Fazia sem ver o caminho para a rua e na rua, não via o caminho que avançava: chegar
ao destino era ordem ditada do estômago
para os comandos motores e deles para o ir e o voltar sobre os passos de sempre
e sempre, amém! Bocas de barrigas vazias aguardavam a farinha de tantas lombrigas e,
sem as letras da escola, cabia-lhe dar à sebosa carta a leitura da não
alforria. À mão, um pedaço de púmice tão esponjosamente gasto quanto os gases
de seu intestino. O naco da pedra vulcânica comia-lhe os calos das mãos, da
alma, da identidade, enquanto roía pelas beiradas a ansiedade de mais um
trabalho /des/garantido: cidadão livre, concorria com a ciranda de outras
pedras.
Seu
nome: Alfabeto. Ingênua ironia da mãe que conhecera Adalbertos, Fabricianos,
Beneditos e Tibúrcios , amigos da vida
acantoada, uma vez que a solidão não se dá a conhecer de cara lavada e as faces
das fomes escondem o gosto pela destruição da alma.

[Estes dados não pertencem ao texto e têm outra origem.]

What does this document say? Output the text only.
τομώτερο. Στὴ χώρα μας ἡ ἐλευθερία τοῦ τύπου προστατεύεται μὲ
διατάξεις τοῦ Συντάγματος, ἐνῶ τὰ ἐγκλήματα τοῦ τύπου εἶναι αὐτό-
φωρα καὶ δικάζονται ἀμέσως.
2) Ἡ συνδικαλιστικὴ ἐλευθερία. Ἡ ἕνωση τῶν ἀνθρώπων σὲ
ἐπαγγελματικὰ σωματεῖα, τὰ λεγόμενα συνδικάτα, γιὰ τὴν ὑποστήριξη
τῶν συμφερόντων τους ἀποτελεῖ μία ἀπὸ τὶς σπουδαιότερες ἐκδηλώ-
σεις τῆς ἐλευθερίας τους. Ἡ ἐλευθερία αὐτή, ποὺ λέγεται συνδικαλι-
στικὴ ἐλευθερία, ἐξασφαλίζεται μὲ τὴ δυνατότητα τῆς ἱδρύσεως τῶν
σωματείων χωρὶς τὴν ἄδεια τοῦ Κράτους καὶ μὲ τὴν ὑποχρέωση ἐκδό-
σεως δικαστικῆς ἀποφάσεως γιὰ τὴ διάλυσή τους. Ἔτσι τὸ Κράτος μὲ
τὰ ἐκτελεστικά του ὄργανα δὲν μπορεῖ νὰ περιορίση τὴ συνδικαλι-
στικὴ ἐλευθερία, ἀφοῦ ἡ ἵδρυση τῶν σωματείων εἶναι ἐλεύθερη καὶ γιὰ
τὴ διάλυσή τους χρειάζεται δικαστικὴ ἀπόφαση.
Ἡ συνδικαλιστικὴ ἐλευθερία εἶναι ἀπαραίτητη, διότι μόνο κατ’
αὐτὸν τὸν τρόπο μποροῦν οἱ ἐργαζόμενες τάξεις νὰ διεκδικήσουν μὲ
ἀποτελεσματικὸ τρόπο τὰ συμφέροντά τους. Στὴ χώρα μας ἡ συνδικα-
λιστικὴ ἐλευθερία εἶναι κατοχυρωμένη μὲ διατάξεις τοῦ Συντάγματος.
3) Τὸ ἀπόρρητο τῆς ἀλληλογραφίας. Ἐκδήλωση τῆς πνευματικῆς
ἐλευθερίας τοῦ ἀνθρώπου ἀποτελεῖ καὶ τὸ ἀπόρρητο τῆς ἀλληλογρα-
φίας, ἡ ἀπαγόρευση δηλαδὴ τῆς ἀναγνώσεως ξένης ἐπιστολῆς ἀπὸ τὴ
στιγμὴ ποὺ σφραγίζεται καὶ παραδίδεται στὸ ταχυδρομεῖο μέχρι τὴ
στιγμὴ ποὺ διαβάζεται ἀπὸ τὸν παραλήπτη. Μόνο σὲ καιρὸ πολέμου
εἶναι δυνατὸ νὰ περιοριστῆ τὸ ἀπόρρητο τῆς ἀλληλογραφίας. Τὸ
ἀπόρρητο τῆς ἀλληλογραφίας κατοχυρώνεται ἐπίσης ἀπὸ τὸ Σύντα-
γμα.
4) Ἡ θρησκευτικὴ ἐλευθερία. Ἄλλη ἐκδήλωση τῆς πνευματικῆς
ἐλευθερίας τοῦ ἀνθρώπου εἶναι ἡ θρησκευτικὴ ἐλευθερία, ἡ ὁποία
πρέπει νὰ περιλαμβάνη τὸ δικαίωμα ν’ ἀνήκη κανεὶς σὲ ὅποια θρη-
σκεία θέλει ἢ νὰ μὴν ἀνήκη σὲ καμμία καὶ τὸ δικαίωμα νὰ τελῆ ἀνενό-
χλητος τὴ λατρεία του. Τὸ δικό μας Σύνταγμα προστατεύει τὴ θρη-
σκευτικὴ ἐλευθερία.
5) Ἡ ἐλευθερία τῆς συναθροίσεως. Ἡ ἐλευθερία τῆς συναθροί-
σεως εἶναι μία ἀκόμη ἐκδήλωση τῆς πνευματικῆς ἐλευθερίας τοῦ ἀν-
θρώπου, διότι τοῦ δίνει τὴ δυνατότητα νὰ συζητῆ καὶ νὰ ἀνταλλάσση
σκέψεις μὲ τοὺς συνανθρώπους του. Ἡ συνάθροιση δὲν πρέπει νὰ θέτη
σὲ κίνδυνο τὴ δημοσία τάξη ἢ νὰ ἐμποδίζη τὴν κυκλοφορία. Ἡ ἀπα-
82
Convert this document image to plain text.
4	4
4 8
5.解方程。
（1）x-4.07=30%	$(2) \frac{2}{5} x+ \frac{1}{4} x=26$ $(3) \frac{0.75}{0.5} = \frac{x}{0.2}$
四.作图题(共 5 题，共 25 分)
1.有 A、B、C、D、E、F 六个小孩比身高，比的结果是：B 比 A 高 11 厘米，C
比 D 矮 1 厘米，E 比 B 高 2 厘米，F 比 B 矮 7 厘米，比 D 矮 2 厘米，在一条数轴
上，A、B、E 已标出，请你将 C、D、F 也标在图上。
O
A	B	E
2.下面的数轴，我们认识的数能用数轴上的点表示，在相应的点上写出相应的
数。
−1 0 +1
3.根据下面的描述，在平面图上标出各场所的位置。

Ia. Feito o dia que traçava
o destino de algumas horas. E no ponto das quatro esquinas, armou-se diante do
farol: um sinal e chegava-lhe a vez de, por variações de segundos, oferecer as
mercadorias de viagem urbana. Verde: hora de saltar para o meio-fio e sustentar
às costas o sol de abril enquanto protegia com a sombra do corpo, as balas de
papel duvidoso. Vermelho: tempo de bater nos vidros escuros dos veículos
obrigados à parada crucial. Fechados! Fechados! Fechados! Verde para o suor que
escorria da testa, dos braços e lhe grudava a velha camisa ao corpo .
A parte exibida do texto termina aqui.